In the socialist era, enrollment was distorted by many factors. The first of them can be identified only if one takes into consideration the working of a monolithic political establishment. The success of an application to a university was determined inter alia by social background, because those of a working class origin had an advantage over those whose parents were considered to pursue a white-collar profession. The State wanted to demonstrate the conflict of social classes through this affirmative action in the enrollment. The affirmative action was gradually getting weaker, and in the late 1980s it came to an end. It was also common knowledge that political relations and personal acquaintances played a role in the extremely difficult entrance exams. On the one hand, the ruling political power could pressure the academic board to support a certain applicant. On the other hand, family ties or acquaintances could have a “positive” influence on the evaluation of an applicant’s performance. Of course, in retrospect it is difficult to determine the real extent of this unjust discrimination, but certainly the distorting effect concerning the enrollment of students can be assumed significant. From the 1990s, such possibilities have been significantly reduced because of the strict control over the procedure of admission exams. The capitalisation on acquaintances is traditionally of utmost importance in the Hungarian society, consequently a total disappearance of this phenomenon is not expected in the near future.

At present, another distortion, of rather social nature, can be highlighted. During the period subsequent to the changeover, state economic support for students declined. For a short period, even university fees were introduced due to constraining budgetary measures. Although today there is no tuition charged to undergraduate students, it is not suggested that students of lower social status are not at a disadvantage. Students of higher social status are extremely over-represented at the faculties of law, and there has been hardly any effort to deal with this inequality. Currently a system similar to those already working in some other countries is being established, the fundamental concept of which is to help students in need by offering loans at a preferential rate.

The transitional period is far from being over. It is virtually impossible to ascertain the exact outcome of these profound changes. The present study does no more than outline the major trends and problems, and will hopefully contribute to the better understanding of a delicate segment of a typical Central European society in transition.

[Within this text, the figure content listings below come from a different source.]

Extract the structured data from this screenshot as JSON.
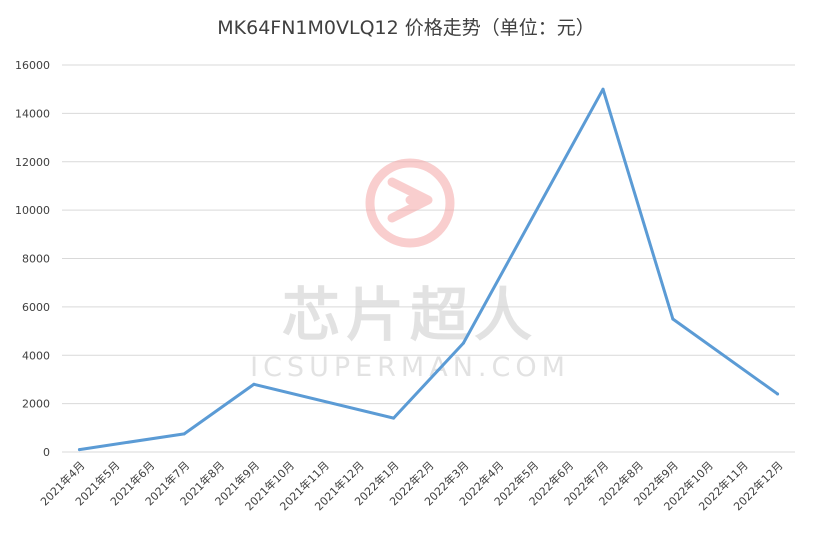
{
  "chart_data": {
    "type": "line",
    "title": "MK64FN1M0VLQ12 价格走势（单位：元）",
    "xlabel": "",
    "ylabel": "",
    "ylim": [
      0,
      16000
    ],
    "yticks": [
      0,
      2000,
      4000,
      6000,
      8000,
      10000,
      12000,
      14000,
      16000
    ],
    "grid": true,
    "legend": "none",
    "categories": [
      "2021年4月",
      "2021年5月",
      "2021年6月",
      "2021年7月",
      "2021年8月",
      "2021年9月",
      "2021年10月",
      "2021年11月",
      "2021年12月",
      "2022年1月",
      "2022年2月",
      "2022年3月",
      "2022年4月",
      "2022年5月",
      "2022年6月",
      "2022年7月",
      "2022年8月",
      "2022年9月",
      "2022年10月",
      "2022年11月",
      "2022年12月"
    ],
    "x": [
      "2021年4月",
      "2021年7月",
      "2021年9月",
      "2022年1月",
      "2022年3月",
      "2022年7月",
      "2022年9月",
      "2022年12月"
    ],
    "series": [
      {
        "values": [
          100,
          750,
          2800,
          1400,
          4500,
          15000,
          5500,
          2400
        ],
        "color": "#5b9bd5"
      }
    ]
  },
  "watermark": {
    "cn": "芯片超人",
    "en": "ICSUPERMAN.COM",
    "color": "#f4a6a6"
  }
}
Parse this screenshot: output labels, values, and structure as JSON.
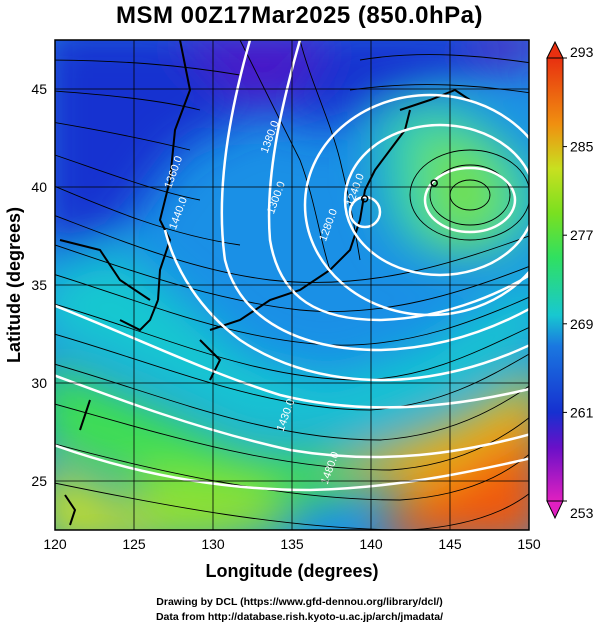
{
  "title": "MSM 00Z17Mar2025 (850.0hPa)",
  "xaxis": {
    "label": "Longitude (degrees)",
    "ticks": [
      120,
      125,
      130,
      135,
      140,
      145,
      150
    ],
    "range": [
      120,
      150
    ]
  },
  "yaxis": {
    "label": "Latitude  (degrees)",
    "ticks": [
      25,
      30,
      35,
      40,
      45
    ],
    "range": [
      22.5,
      47.5
    ]
  },
  "colorbar": {
    "min": 253,
    "max": 293,
    "ticks": [
      253,
      261,
      269,
      277,
      285,
      293
    ]
  },
  "contour_labels": [
    {
      "text": "1360.0",
      "lon": 127.7,
      "lat": 40.7
    },
    {
      "text": "1380.0",
      "lon": 133.8,
      "lat": 42.5
    },
    {
      "text": "1440.0",
      "lon": 128.0,
      "lat": 38.6
    },
    {
      "text": "1300.0",
      "lon": 134.2,
      "lat": 39.4
    },
    {
      "text": "1280.0",
      "lon": 137.5,
      "lat": 38.0
    },
    {
      "text": "1240.0",
      "lon": 139.2,
      "lat": 39.8
    },
    {
      "text": "1430.0",
      "lon": 134.8,
      "lat": 28.3
    },
    {
      "text": "1480.0",
      "lon": 137.6,
      "lat": 25.6
    }
  ],
  "lows": [
    {
      "lon": 139.6,
      "lat": 39.4
    },
    {
      "lon": 144.0,
      "lat": 40.2
    }
  ],
  "credits": [
    "Drawing by DCL (https://www.gfd-dennou.org/library/dcl/)",
    "Data from http://database.rish.kyoto-u.ac.jp/arch/jmadata/"
  ],
  "colors": {
    "cold": "#1636d6",
    "cool": "#1aa0e8",
    "mid": "#2fe080",
    "warm": "#d8e020",
    "hot": "#f06a10",
    "contour": "#ffffff"
  }
}
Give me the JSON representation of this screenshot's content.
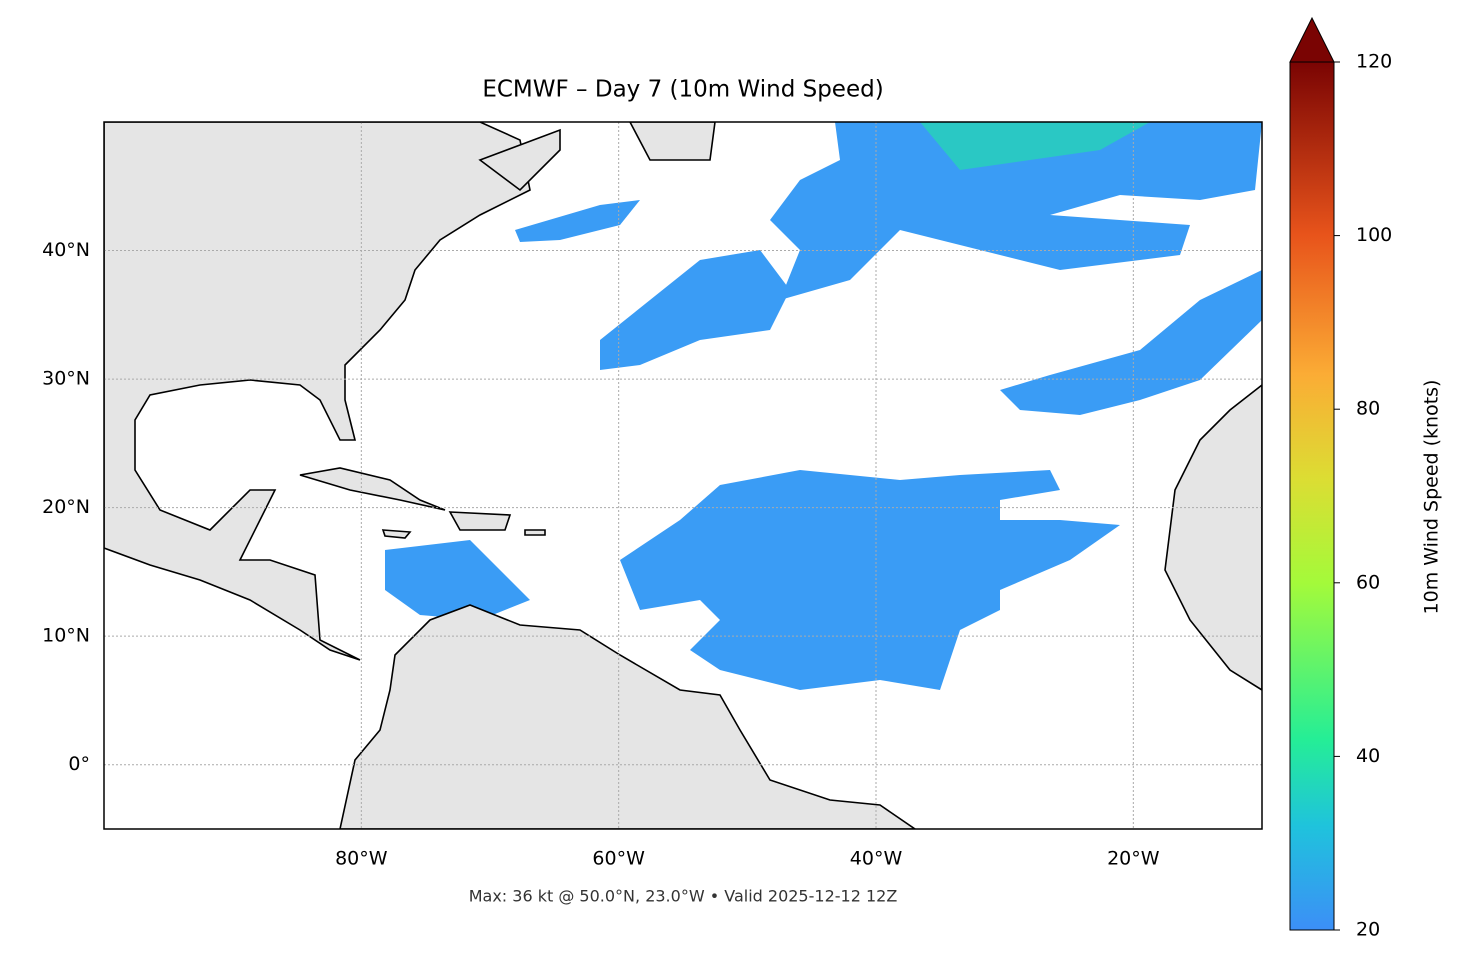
{
  "chart_data": {
    "type": "map",
    "title": "ECMWF – Day 7 (10m Wind Speed)",
    "footnote": "Max: 36 kt @ 50.0°N, 23.0°W • Valid 2025-12-12 12Z",
    "xlim": [
      -100,
      -10
    ],
    "ylim": [
      -5,
      50
    ],
    "xticks": [
      {
        "value": -80,
        "label": "80°W"
      },
      {
        "value": -60,
        "label": "60°W"
      },
      {
        "value": -40,
        "label": "40°W"
      },
      {
        "value": -20,
        "label": "20°W"
      }
    ],
    "yticks": [
      {
        "value": 0,
        "label": "0°"
      },
      {
        "value": 10,
        "label": "10°N"
      },
      {
        "value": 20,
        "label": "20°N"
      },
      {
        "value": 30,
        "label": "30°N"
      },
      {
        "value": 40,
        "label": "40°N"
      }
    ],
    "grid": true,
    "colorbar": {
      "label": "10m Wind Speed (knots)",
      "lim": [
        20,
        120
      ],
      "ticks": [
        20,
        40,
        60,
        80,
        100,
        120
      ]
    }
  }
}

· Vice Rector, Szeged University, Szeged, Hungary. Editor’s Note: In March, 2005, The University of Toledo College of Law and Szeged University established a formal relationship. A number of UT College of Law faculty will visit Szeged University to teach courses in the School of Law. American readers are reminded that in the civil law tradition, the judiciary is in many ways comparable to an administrative arm of the state, a governmental bureaucracy that one may enter shortly after law school and pursue as a specialized career path. In addition, in the civil law tradition, “prosecutors” are a part of the judiciary, and function more as magistrates than as “prosecutors” in the common law tradition. Thus, legal education in Hungary, as well as in other continental European countries, will be concerned with training not only lawyers, but also students who may plan to enter the judiciary or to become “prosecutors” as a career.

* Associate Professor, University of Szeged School of Law.